The Queen’s issue with Camilla was never personal. She always liked her. But she was a divorcée, someone who had rocked the image of the monarchy to its core.

And she saw Camilla as the person really causing a problem in Charles and Diana’s marriage and it had become a huge issue dividing the country. So she wrongly thought that Camilla had to go.

Camilla and Craig Revel Horwood dance the Cha-Cha-Cha (The Sun)

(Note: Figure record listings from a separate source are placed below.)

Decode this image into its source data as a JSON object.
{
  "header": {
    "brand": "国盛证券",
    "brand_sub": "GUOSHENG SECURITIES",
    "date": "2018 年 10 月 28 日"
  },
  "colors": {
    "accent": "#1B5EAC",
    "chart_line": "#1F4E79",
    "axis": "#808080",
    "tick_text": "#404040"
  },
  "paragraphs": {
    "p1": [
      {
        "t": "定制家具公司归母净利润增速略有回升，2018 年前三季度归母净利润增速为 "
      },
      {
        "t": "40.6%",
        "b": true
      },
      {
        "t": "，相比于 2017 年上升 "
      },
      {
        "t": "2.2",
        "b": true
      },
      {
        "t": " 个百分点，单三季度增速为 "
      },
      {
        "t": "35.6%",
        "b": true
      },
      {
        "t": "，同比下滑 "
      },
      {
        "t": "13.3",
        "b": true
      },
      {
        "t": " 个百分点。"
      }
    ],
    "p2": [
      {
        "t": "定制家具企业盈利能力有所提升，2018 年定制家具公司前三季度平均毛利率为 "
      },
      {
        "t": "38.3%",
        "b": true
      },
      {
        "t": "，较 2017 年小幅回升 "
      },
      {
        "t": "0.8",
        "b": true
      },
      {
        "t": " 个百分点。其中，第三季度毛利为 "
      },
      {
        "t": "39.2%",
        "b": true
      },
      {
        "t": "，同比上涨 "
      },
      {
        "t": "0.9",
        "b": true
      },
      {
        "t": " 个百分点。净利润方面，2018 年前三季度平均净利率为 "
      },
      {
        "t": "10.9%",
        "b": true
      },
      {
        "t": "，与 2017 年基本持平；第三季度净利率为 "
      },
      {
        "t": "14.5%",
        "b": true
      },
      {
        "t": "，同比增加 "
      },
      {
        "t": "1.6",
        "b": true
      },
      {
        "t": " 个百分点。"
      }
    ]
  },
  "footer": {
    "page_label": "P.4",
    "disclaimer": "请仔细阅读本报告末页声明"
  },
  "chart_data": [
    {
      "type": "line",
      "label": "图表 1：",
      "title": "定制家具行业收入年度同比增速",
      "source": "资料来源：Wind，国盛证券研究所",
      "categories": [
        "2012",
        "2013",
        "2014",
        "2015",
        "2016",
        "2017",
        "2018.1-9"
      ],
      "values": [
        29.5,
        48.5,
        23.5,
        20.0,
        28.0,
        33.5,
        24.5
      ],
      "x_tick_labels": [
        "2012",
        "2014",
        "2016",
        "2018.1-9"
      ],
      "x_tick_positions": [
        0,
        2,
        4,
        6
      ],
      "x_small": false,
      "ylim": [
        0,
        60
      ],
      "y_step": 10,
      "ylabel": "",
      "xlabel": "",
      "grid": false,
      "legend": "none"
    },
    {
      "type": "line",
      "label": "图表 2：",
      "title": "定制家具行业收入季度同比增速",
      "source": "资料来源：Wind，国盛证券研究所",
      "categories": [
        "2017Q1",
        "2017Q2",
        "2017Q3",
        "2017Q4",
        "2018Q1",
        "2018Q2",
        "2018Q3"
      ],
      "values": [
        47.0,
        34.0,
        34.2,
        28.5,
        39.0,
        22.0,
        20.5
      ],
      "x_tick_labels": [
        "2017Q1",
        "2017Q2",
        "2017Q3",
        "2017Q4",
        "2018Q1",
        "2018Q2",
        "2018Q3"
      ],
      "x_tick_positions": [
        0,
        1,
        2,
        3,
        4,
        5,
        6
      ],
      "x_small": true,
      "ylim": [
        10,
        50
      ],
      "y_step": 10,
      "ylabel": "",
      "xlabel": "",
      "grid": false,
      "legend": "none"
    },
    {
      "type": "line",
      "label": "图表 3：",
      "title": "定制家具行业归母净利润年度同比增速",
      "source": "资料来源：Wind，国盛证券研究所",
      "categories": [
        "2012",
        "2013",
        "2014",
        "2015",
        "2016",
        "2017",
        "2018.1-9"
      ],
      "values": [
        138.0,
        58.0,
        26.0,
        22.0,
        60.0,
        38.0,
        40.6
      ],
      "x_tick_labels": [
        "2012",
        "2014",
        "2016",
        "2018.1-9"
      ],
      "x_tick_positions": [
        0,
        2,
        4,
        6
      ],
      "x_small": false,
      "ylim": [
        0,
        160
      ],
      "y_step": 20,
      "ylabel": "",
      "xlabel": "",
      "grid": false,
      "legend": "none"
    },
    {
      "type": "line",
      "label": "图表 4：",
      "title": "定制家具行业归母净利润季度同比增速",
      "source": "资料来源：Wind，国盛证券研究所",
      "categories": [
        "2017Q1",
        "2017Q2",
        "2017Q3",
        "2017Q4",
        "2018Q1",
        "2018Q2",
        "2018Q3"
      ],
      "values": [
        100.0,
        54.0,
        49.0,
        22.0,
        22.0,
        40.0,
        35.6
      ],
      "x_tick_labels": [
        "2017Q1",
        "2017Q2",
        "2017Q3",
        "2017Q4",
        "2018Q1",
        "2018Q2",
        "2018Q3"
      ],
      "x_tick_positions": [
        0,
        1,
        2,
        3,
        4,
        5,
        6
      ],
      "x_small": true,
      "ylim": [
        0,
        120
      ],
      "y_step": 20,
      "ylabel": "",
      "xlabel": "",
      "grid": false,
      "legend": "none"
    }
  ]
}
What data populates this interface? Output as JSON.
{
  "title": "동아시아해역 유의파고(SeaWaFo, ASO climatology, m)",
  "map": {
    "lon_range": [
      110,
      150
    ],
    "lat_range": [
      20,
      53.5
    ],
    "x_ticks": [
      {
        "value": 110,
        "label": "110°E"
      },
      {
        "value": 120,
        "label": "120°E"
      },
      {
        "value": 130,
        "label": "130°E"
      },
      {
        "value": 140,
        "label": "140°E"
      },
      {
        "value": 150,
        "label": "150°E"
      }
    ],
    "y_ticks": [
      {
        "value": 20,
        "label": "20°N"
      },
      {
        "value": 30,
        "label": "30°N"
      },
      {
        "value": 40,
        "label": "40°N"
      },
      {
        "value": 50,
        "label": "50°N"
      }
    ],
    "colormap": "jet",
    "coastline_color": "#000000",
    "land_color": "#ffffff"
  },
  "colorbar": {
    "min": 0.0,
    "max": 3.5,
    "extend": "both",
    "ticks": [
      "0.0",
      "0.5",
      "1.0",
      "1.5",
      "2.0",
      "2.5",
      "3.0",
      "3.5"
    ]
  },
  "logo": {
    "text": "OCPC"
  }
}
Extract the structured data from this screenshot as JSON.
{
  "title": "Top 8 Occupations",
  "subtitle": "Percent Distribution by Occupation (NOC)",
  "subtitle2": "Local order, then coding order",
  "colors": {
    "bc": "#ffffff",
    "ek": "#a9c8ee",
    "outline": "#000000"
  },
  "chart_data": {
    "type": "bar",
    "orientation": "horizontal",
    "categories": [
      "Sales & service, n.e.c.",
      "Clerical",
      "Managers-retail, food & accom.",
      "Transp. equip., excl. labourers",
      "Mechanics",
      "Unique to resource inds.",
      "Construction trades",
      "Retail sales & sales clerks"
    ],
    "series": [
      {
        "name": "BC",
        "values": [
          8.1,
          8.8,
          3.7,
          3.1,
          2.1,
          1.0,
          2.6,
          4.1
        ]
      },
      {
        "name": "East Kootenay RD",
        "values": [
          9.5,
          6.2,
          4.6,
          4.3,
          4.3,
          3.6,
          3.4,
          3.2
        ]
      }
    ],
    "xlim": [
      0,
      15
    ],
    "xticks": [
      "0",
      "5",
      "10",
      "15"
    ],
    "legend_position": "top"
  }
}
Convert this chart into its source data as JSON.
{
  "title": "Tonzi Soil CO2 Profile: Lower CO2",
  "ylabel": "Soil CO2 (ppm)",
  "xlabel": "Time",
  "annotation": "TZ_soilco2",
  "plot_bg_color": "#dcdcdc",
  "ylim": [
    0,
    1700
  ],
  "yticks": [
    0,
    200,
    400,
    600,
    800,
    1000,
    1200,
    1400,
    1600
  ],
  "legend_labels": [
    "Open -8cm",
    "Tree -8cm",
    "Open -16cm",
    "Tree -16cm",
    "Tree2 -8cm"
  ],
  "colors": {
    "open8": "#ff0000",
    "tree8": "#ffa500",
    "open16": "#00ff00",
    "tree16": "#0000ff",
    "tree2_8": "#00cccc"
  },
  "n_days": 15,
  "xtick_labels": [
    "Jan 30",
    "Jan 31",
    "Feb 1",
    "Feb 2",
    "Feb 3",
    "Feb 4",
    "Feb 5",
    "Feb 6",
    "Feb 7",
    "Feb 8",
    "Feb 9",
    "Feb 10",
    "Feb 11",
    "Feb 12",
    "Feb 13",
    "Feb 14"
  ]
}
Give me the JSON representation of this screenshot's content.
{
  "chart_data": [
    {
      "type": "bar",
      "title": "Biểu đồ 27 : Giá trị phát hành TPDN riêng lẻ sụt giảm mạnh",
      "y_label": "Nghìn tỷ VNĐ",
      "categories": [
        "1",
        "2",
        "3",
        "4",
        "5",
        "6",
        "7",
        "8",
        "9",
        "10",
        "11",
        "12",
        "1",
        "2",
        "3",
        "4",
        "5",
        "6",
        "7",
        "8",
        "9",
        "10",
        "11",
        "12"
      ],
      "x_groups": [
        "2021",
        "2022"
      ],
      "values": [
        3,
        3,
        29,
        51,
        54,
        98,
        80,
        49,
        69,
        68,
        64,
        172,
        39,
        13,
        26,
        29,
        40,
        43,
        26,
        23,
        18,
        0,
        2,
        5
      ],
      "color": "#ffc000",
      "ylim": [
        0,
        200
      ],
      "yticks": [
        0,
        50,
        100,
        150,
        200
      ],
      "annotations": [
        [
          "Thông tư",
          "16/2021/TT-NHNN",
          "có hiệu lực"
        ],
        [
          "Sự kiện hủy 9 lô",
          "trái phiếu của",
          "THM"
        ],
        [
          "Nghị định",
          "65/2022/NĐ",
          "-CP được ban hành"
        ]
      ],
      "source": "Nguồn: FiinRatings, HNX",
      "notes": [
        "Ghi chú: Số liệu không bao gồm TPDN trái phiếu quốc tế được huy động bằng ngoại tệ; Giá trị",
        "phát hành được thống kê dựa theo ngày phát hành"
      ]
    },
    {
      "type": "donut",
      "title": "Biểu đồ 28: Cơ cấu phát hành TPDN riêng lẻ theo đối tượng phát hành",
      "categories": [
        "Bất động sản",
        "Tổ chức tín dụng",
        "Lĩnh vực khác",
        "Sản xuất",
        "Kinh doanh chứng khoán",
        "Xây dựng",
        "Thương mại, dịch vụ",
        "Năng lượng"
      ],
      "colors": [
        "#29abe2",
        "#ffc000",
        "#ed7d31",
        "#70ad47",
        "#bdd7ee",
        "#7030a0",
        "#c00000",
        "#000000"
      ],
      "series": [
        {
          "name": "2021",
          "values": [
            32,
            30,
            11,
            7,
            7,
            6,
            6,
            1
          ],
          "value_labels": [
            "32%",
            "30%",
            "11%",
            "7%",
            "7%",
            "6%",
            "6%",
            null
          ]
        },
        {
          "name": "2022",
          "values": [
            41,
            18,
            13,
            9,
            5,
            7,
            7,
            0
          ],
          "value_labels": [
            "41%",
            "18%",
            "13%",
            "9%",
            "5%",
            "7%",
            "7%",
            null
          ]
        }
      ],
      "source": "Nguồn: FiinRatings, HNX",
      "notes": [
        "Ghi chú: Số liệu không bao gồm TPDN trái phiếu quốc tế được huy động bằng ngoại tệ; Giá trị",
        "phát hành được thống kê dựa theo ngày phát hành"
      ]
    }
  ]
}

The Queen had known Camilla for a very long time when she was married to Andrew Parker Bowles. She moved in royal circles and had so much in common with the Queen –they both loved horses and dogs.

Over time, the Queen gradually came to understand how crucial she was to Charles and eventually they became good friends.

What Camilla will do in her new role isn’t yet entirely clear. What is certain is that she will be a Queen Consort like no other.

Royal expert Penny Junor (Handout)
Camilla is a strong and resourceful woman (PA)

I believe she will take inspiration from the late Queen to carve out her position. She learned to take a long view and not get overly excited about something that happens today.

And, like the Queen, she keeps a close inner circle of people she trusts implicitly. Everybody who works with her loves her.

Had Camilla and Charles not stayed together, he would not be the man he is today. And if she had disappeared and stepped out of his life when the going got tough, he would not be the King Charles III we see today.